Sometimes the Hot Tubbists rented big warehouses for the events; other times, they met in an apartment in Euless, Texas. Eventually, Aydt recalls, "It got to the point where our mutual goal was to provide a spontaneously occurring initiatory experience. It went from being an accidental, 'Hey, we all got together and something very strange happened' situation to a more planned, 'Well, if we play our cards right and do certain things, we can induce this same kind of group experience.'" And so a new religion, devoted to "monotheist pagan mysterianism," was born.
Such playfulness marks the so-called Free Religions. Under this header one finds Discordianism, the "Non-Prophet Irreligious Disorganization" devoted to the Greco-Roman goddess of disorder; the Church of the SubGenius, inspired not by classical mythology but by conspiracy theories, UFO cults, and sales manuals; and the Moorish Orthodox Church, which might best be described as Discordianism crossed with Afro-American Islam. Other Free Religions are one-off efforts, sometimes launched by followers of other free faiths. The Discordian filmmaker Antero Alli, for example, has invented a spiritual practice centered around Fred Mertz, Ethel's husband on I Love Lucy. Mertz, he argues, was a Bodhisattva, master of "such sophisticated techniques as Senseless Bickering, Scathing Indifference, Bad Timing, Advanced Balding and the Five Secrets of Stinginess." There is, or was, a First Arachnid Church whose deadpan tracts honor "the Great Spider and the True Web," and there's probably a similar church out there devoted to the Great Pumpkin, though I haven't been able to locate it yet.
On one level, of course, these are parodies, and some of them don't aspire to be more than that. But there's more to the Free Religions than satire. The Hot Tub group, which drew heavily on both Discordianism and Moorish Science, was in no sense unserious in its efforts to reach a transcendental state. For the Discordians, the wisecracks are there, in part, as a defense against fundamentalism. The theory is that religious texts are metaphors at best, that some of the world's most hazardous social conflicts began because people took those metaphors literally, and that one way to overcome this is to develop a doctrine so absurd that no one could possibly take it at face value. If religion is art, then this is spiritual dada.
In a way, none of this is unusual. There have always been people who discard the elements of their faith that they dislike, and there have always been syncretic religions that fuse one spiritual system with another. What is new is the ease of the former, the speed of the latter, and the extent to which the two have combined.

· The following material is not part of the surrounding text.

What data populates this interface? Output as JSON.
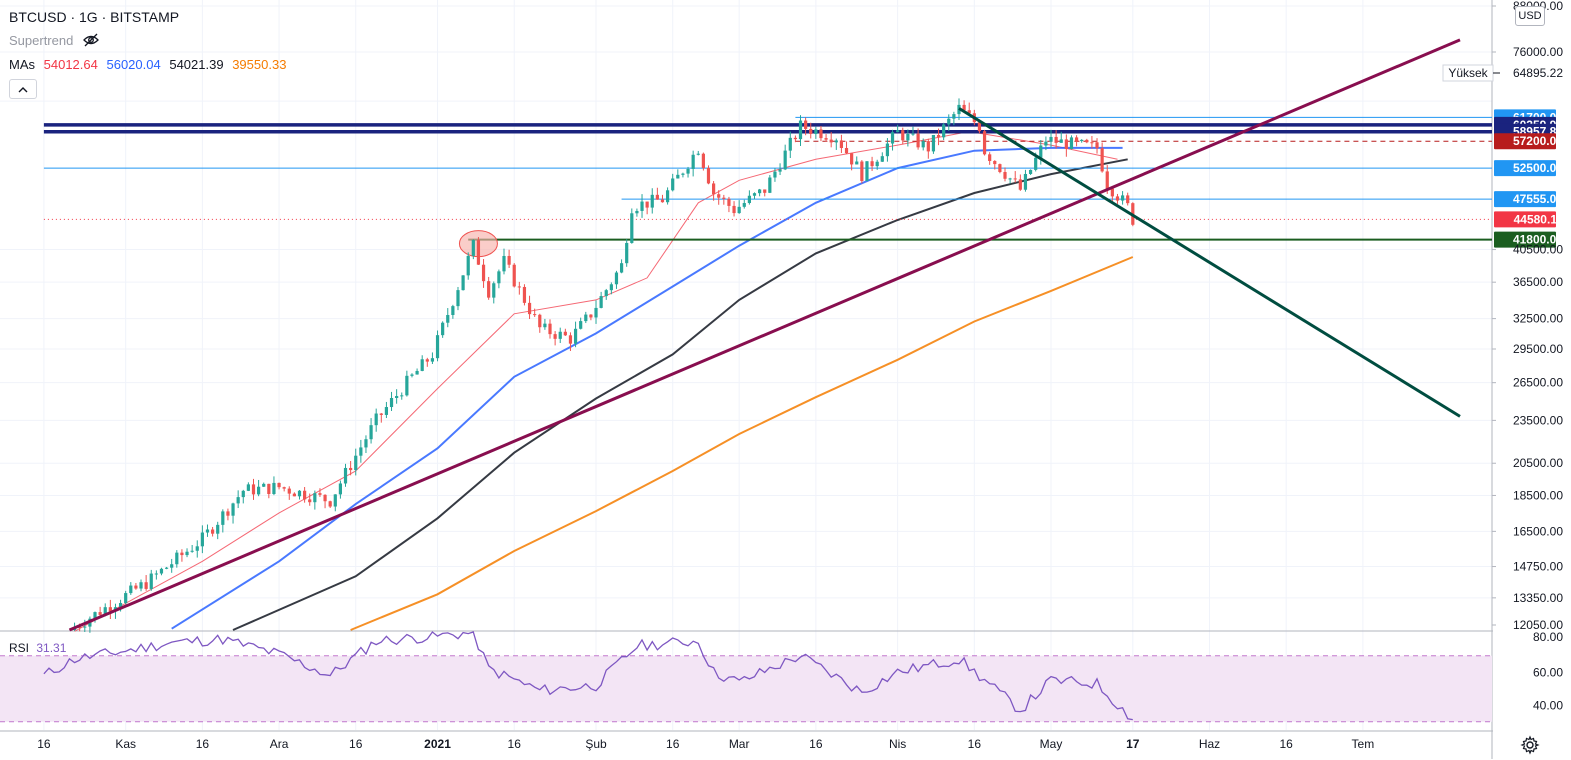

There is a wide gulf, of course, between someone who merely fine-tunes her Catholicism and someone who replaces the Virgin Mary with the goddess of chaos; between a Jew who mixes milk with meat and a Jew who practices witchcraft. If I am describing a trend, it is one that covers a wide spectrum of behavior, from the ordinary to the outré. As a journalist, I have naturally focused on the latter -- but it's the former, obviously, that is reshaping society.
The question then becomes how adaptable these revised and reinvented faiths will be in the long haul. Rabbi Schachter-Shalomi notes that one function of religious ritual is to bind the generations, and that it's not clear how useful the new combinations are in that regard. "Most of the people who are inventing these things de novo will not have a second generation," he warns. "They wanted to get the highs out of the individual practice, but they don't do things in the household and families."
That doesn't mean that the spiritual cafeteria itself will inevitably collapse. More likely, the next generation will invent, reinvent, and rediscover its own religious practices, just as its parents are doing now.